Once again, Hidalgo County Commissioners earlier this week had the opportunity to finally implement a uniform “Step and Grade” pay plan for all county employees. And once again the issue was not brought to a vote.
But this time, when County Operations Administrator Raul Silguero told the court that he was not presenting the item (which had been listed on the agenda) there was an audible groan from some in the audience.
Virginia Townsend, founder of the ever-present OWLS, (Objective Watchers of the Legal Society) called out: “You aren’t going to take this up?”
To which Hidalgo County Judge Ramon Garcia said, “It doesn’t mean we won’t ever.”
That brought a flustered response from Silguero who said they “can’t just implement this in a day.” He went on to explain it takes time to study.
To which Townsend retorted: “You know you’ve studied this issue for seven years.”
It’s an excellent point.
At some point a “plan” fails to become one when it is never put into action. And that, unfortunately, seems to be the case here.

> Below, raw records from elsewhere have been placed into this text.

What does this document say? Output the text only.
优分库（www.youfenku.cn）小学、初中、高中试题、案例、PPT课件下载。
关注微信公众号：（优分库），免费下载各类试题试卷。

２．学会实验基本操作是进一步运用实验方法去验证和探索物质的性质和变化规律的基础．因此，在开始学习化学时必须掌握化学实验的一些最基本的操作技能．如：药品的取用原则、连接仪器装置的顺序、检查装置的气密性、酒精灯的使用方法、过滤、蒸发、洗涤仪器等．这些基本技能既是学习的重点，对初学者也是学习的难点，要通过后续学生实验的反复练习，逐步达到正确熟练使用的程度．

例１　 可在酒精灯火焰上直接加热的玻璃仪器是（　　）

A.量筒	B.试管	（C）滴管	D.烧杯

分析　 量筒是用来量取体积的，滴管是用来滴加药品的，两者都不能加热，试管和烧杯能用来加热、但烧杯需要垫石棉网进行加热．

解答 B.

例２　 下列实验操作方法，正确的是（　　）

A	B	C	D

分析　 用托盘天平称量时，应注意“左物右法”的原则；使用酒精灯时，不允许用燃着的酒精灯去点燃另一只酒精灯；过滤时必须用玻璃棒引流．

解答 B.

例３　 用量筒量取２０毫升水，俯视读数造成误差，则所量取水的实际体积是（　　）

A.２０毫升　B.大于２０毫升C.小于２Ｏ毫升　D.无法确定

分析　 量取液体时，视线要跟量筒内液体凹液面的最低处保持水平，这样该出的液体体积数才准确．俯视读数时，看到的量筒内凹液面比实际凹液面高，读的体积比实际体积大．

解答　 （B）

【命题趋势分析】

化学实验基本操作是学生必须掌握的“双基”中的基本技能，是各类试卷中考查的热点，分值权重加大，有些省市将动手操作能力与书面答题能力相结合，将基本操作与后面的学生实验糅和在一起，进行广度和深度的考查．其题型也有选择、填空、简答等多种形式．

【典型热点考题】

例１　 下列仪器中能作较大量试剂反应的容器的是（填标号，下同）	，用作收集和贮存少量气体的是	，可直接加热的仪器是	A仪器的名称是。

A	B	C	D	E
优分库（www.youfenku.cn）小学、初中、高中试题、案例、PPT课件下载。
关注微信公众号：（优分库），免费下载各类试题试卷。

It’s been clear to us from years of watching salary upgrade requests brought to commissioners, and bickering among department heads over equal pay among employees that a uniform pay structure is needed in Hidalgo County.

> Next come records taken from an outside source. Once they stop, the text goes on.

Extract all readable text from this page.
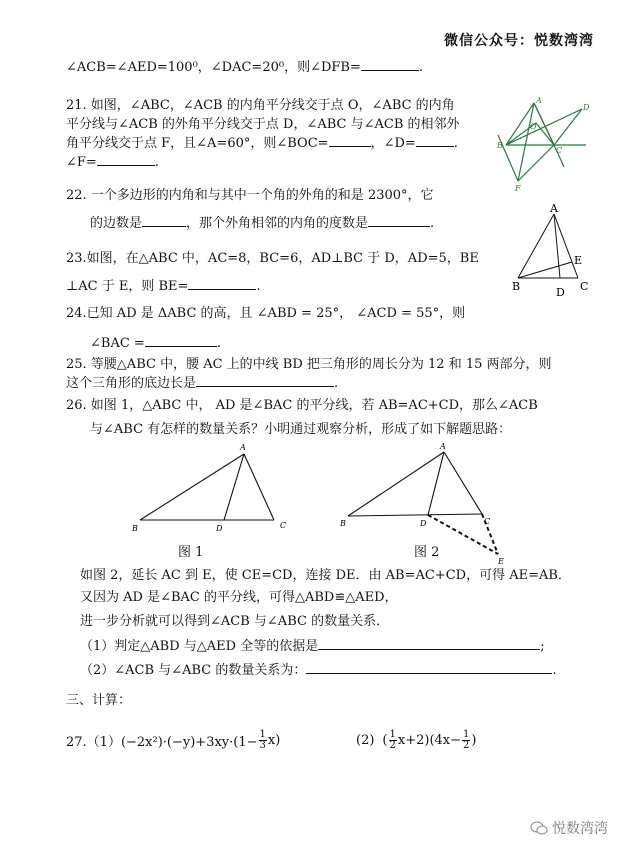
微信公众号：悦数湾湾
∠ACB=∠AED=100⁰，∠DAC=20⁰，则∠DFB=	.
21. 如图，∠ABC，∠ACB 的内角平分线交于点 O，∠ABC 的内角
平分线与∠ACB 的外角平分线交于点 D，∠ABC 与∠ACB 的相邻外
角平分线交于点 F，且∠A=60°，则∠BOC=	，∠D=	.
∠F=	.
A
O
B
C
D
F
22. 一个多边形的内角和与其中一个角的外角的和是 2300°，它
的边数是	，那个外角相邻的内角的度数是	.
23.如图，在△ABC 中，AC=8，BC=6，AD⊥BC 于 D，AD=5，BE
⊥AC 于 E，则 BE=	.
A
E
B	D C
24.已知 AD 是 ΔABC 的高，且 ∠ABD = 25°， ∠ACD = 55°，则
∠BAC =	.
25. 等腰△ABC 中，腰 AC 上的中线 BD 把三角形的周长分为 12 和 15 两部分，则
这个三角形的底边长是	.
26. 如图 1，△ABC 中， AD 是∠BAC 的平分线，若 AB=AC+CD，那么∠ACB
与∠ABC 有怎样的数量关系？小明通过观察分析，形成了如下解题思路：
A
B	D	C
图 1
A
B	D	C
E
图 2
如图 2，延长 AC 到 E，使 CE=CD，连接 DE．由 AB=AC+CD，可得 AE=AB．
又因为 AD 是∠BAC 的平分线，可得△ABD≌△AED，
进一步分析就可以得到∠ACB 与∠ABC 的数量关系．
（1）判定△ABD 与△AED 全等的依据是	;
（2）∠ACB 与∠ABC 的数量关系为：	.
三、计算：
$27.(1)(-2x^2)\cdot(-y)+3xy\cdot(1- \frac{1}{3} x)$	(2) ( $\frac{1}{2} x+2)(4x- \frac{1}{2}$ )
悦数湾湾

Silguero, himself, in September told commissioners such a system “would give parity to all employees,” based on responsibilities, seniority and job skills. And at the time he promised to bring a proposal to them by January.
That timeline passed four months ago. And so we expected this item was ripe for action when commissioners met on Tuesday. But alas, we’re told that some department heads vehemently oppose such a plan. Apparently they want to be able to dole out raises and salaries at their leisure, within their budgets and without having to stick to a mandated pay grid.
We disagree and remind them they are all county employees, paid with taxpayer funds. They also should note that a similar system — the General Schedule (GS pay scale) — is used by three-quarters of all federal civilian employees and it seems to work just fine.
County commissioners should push forward on this issue — despite any pushback they are getting. And they should do so before the annual fiscal budget workshops begin this summer, and before they vote at the end of September on a new fiscal county budget. That deadline is quickly approaching and if a uniform pay system is not in place, then it is likely that once again pay requests will be rampant and unregulated, and basically unfair to all.